Some morning when you're feeling strong enough to face the future - and we do mean The Future - you may want to dial 900-410-8383. If you're feeling as frisky as Buck Rogers and just longing to know What's Next but you're trying to cut down on your phone bill this month, read on and, as a public service, we'll tell you what your dime-plus would have bought on this hotline.
A voice sounding just a little too friendly, like a second-grade teacher on the first day of school, would have murmured in your ear: ''Hello! I'm a computer, speaking for Science '83. Now hear me sing.''
We have to admit that the first time around we hung up right there. If the idea of a talking computer embarrasses us, the idea of a singing computer can panic us. But where The Future is concerned, we're more afraid of being afraid than anything else, and so, with trembling digit finger, we dialed our too-friendly computer again.
How shall we review the mini-concert? The Synthetic Singer proved to be not all that bad - a little like a nervous tenor warming up. Or was it a nervous baritone?
Maybe we had a bad connection. But we haven't heard such musical infidelity since grandmother's hand-wind Victrola with the cactus needle. The voice was ready for the Met, the recording was ready for the Morgan Memorial.
The narrator described a bit of the trial-and-error that went into constructing Syn-Sing (''Some vibratos. Whoops. Too much . . .'').
At the end, after a couple of lilting samples, our host asked: ''Which of the voices on this tape belonged to a computer?''
We don't feel free to give away the punch line.
It may be sufficient to say: We have heard The Future, and it sings.
A professor from the University of Southern California, Richard Byrne, has formulated the rule: ''People don't like technology to act human.'' After hearing the Syn-Singer, we're inclined to believe he's right, at least when it comes to electronic impersonations of Placido Domingo or Ella Fitzgerald.

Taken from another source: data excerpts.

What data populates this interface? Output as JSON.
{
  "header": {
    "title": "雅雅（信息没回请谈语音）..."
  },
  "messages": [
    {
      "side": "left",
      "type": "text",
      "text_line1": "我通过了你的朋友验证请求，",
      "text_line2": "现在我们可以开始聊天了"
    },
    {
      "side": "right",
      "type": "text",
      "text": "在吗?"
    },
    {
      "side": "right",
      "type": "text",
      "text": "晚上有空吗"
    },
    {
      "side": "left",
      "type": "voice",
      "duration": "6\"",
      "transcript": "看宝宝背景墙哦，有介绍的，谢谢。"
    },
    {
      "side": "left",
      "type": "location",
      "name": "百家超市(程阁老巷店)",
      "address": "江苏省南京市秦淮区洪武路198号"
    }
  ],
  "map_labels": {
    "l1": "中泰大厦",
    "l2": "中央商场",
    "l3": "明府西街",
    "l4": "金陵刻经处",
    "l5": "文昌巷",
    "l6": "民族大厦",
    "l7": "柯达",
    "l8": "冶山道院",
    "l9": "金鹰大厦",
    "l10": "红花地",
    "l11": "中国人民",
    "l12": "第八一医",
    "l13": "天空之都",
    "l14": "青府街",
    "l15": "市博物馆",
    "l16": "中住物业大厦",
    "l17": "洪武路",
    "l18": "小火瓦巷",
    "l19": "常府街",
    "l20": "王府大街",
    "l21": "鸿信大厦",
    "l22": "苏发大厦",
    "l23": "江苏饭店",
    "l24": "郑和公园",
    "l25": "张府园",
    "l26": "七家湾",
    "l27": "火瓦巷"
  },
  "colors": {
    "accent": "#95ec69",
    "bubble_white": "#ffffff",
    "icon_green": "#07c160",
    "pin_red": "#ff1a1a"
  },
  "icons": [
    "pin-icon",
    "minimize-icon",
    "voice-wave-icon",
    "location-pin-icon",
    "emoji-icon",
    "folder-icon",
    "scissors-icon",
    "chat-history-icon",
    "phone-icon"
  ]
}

A lot of people aren't too happy when their automobile tells them - in words - to fasten your seat belt, dummy, or advises them in a superior ''2001'' voice that they're running out of gas. But just wait until these instructions come set to music and some dashboard Syn-Singer announces a side-of-the-road breakdown by belting out the old Bessie Smith blues: ''You've been a good old wagon, but Daddy, you done broke down.''
One can feel a bit dubious too about the ''cognitive travel agent'' being developed by Roger Shank, chairman of the Department of Computer Science at Yale , who specializes in computers that understand English and just love dialogue - the little extroverts!
Professor Shank makes it sound so simple: ''All you have to say is, 'I want to go to Dallas,' and it (the Cognitive Travel Agent) asks you a couple of questions about why and how come, and then sets up the trip for you.''
The fact is, we've never confided to a real travel agent ''why and how come'' we want to go to Dallas, or any place else, and we're not sure we wish to start discussing motives with a computer. Just the ticket, please.
Still, what truly troubles us is our conviction that, at some point, the Cognitive Travel Agent will say, ''Hey, this reminds me of a song,'' and burst into a couple of choruses of ''Yellow Bird'' or ''If I Had the Wings of an Angel'' or ''Come Fly With Me'' - doing a syn-sing imitation of Frank Sinatra.
In every conversation one party has the initiative - one party, if ever so slightly, has the upper hand. There's just no doubt in our mind that, regardless of how brilliantly we're chatting along, if the other party bursts into song, or even whistles through the teeth, we've lost the initiative. We've become The Listener.
So we'll take our chances with a talking computer, but the Synthetic Singer makes us feel like the pup sitting by the speaker of our grandmother's old Victrola, harking to ''His Master's Voice.''
It shouldn't happen to a synthetic dog.